July 7, 2017
If you plan to form a trust, you need to know about a new directive from the Chief Master of the High Court to all Master’s Offices in the country.
The directive applies to all new trusts (those “registered for the first time”) by the Master.
Following a series of court cases in which the “trust form” was held to have been abused by the trustees (often in the form of trustees treating trust assets as their own), and in particular a 2004 Supreme Court of Appeal decision suggesting the appointment of independent outsiders as trustees in certain family trusts, the Chief Master has directed that Masters “must consider appointing” an independent trustee where any new trust is a “family business trust”.
“Family business trust” is defined as having “the following combined characteristics:
- The trustees have the power to contract with independent third parties, thereby creating trust creditors; and
- The trustees are all beneficiaries; and
- The beneficiaries are all related to one another.”
Note: There appears to be no requirement that the trust actually trades as a “business”.
“Independent trustee” is described (in summary – the actual list is a long one), as follows –
- Must be “an independent outsider with proper realisation of the responsibilities of trusteeship” and “competent to scrutinise and check the conduct of the other appointed trustees”

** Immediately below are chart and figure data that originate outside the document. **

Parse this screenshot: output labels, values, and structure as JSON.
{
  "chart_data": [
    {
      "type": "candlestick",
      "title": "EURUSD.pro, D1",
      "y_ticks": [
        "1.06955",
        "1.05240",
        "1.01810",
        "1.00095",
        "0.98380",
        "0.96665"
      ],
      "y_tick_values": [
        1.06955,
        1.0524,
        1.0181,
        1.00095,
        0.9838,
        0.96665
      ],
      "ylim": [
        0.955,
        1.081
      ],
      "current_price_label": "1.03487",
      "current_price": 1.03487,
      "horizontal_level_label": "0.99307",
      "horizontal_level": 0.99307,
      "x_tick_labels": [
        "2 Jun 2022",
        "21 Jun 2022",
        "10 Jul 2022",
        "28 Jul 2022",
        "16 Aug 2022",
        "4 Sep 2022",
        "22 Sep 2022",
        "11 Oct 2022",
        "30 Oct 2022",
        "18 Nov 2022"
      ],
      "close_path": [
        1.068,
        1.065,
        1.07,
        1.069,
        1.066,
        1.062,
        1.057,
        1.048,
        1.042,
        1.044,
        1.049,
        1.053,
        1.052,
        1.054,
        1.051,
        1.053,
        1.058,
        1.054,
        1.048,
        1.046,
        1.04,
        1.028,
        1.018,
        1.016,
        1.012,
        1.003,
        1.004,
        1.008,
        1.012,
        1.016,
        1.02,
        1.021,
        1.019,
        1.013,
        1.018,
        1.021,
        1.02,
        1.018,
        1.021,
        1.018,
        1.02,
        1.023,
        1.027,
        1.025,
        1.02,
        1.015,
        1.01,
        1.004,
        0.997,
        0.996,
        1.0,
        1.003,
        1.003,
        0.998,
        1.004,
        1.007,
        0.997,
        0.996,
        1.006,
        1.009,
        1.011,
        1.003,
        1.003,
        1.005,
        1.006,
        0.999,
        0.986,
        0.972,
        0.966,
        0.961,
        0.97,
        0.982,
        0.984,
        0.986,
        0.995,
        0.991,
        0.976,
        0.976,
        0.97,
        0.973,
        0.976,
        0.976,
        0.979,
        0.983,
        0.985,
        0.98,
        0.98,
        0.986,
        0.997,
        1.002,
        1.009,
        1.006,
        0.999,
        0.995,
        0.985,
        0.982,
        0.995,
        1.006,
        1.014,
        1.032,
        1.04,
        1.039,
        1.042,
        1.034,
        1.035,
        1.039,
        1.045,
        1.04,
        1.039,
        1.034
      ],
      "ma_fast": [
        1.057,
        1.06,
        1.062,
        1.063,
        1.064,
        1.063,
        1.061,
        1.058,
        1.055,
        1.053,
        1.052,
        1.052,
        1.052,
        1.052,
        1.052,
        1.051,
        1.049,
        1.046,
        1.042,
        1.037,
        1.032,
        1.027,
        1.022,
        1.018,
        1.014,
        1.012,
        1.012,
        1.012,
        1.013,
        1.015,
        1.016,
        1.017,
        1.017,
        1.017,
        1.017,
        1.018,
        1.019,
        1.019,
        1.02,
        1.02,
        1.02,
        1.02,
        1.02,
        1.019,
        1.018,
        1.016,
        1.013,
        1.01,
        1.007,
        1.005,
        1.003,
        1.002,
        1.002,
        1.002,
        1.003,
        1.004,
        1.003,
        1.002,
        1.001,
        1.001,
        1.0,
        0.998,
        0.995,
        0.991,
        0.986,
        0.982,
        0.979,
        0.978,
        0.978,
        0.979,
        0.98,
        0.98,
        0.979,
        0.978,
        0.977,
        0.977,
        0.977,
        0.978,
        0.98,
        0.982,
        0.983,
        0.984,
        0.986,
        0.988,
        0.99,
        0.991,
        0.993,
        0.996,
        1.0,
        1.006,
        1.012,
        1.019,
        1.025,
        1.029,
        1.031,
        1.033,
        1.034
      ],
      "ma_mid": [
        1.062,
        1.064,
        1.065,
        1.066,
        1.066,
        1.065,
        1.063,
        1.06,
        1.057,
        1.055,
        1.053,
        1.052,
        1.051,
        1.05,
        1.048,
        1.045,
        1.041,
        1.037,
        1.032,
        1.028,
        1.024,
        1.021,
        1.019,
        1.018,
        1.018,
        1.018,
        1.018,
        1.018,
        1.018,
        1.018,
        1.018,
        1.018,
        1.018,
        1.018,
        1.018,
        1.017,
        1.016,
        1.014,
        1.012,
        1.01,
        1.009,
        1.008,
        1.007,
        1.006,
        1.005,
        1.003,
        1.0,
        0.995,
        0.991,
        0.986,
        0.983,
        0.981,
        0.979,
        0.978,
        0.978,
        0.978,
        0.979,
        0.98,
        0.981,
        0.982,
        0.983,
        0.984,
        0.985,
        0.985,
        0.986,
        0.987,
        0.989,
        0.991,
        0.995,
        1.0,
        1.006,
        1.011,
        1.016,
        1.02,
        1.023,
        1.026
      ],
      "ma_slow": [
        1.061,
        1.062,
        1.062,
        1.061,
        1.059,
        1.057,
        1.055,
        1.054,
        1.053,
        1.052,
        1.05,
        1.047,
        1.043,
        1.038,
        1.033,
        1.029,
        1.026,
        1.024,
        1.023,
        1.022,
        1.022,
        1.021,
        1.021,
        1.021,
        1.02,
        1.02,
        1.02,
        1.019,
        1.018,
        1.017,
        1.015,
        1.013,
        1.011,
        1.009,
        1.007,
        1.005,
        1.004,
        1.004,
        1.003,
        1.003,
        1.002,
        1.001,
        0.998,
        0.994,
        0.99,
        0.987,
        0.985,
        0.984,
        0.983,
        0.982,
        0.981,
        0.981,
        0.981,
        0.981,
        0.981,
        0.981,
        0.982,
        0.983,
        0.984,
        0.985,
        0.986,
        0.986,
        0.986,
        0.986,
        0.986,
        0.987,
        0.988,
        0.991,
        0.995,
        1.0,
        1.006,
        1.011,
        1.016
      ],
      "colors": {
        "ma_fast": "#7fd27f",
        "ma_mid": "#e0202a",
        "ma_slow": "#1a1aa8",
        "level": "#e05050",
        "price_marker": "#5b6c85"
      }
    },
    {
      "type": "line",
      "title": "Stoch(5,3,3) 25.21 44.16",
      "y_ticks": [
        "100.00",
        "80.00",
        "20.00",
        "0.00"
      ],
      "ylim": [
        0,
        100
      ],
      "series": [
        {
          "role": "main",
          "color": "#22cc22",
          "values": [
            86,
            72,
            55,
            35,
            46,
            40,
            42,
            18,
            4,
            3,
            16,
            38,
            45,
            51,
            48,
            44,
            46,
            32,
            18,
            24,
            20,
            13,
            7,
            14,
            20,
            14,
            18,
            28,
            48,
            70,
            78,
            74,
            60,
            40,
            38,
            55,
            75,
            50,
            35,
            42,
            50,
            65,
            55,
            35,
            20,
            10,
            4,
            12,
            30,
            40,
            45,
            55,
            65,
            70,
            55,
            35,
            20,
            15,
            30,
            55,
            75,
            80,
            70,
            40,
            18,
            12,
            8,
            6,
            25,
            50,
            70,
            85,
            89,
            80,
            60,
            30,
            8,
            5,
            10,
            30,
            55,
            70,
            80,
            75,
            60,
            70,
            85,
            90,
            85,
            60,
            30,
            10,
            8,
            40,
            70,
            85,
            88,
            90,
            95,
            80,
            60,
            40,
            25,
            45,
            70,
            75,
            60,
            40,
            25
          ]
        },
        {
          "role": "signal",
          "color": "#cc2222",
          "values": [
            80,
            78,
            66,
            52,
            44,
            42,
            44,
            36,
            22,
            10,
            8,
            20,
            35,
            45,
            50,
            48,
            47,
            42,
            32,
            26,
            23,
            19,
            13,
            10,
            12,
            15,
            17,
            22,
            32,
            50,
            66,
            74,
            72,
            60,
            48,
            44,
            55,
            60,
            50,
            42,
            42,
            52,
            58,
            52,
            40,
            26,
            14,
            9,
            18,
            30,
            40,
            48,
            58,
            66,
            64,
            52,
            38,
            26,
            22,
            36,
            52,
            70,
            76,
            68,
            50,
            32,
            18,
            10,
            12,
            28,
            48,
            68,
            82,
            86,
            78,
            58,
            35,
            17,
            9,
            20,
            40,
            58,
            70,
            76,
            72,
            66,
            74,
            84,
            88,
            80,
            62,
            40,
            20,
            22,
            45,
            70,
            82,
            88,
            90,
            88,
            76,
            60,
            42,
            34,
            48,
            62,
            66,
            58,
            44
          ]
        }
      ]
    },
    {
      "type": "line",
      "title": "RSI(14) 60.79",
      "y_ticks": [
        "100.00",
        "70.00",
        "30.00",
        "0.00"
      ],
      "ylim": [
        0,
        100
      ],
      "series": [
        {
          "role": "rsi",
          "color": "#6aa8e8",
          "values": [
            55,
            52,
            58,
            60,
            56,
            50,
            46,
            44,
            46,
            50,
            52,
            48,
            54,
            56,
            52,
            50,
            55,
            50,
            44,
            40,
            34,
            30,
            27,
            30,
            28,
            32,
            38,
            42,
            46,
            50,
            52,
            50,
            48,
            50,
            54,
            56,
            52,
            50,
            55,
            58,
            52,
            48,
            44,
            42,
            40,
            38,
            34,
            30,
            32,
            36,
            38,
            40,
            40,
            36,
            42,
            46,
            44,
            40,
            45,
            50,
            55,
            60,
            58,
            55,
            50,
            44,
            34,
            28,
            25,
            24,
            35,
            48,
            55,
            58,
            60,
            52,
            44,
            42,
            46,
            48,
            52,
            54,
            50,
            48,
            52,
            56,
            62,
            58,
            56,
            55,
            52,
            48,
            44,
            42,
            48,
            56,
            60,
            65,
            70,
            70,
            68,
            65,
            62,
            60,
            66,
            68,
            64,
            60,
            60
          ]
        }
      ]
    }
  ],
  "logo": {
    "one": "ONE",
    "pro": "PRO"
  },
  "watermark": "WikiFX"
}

- “Does not have to be a professional person such as an attorney or accountant” (bear in mind though the clear practical advantages of having a qualified professional as your independent trustee – also in practice Masters may well insist on professional qualifications and membership of a professional association)
- Cannot have any “family relation or connection, blood or other, to any of the existing or proposed trustees, beneficiaries or founder of the trust”
- Must be “knowledgeable about the law of trusts” and have “knowledge and experience of the business field in which the trust operates”
- Must have no interest in the trust property as a beneficiary.
The Master can elect not to appoint an independent trustee in certain circumstances, either on the basis of good cause shown, or subject to the lodging of security, or subject to appointment of an auditor to produce annual audited financial statements under an instruction “to inform the Master when potential harm to creditors is likely.”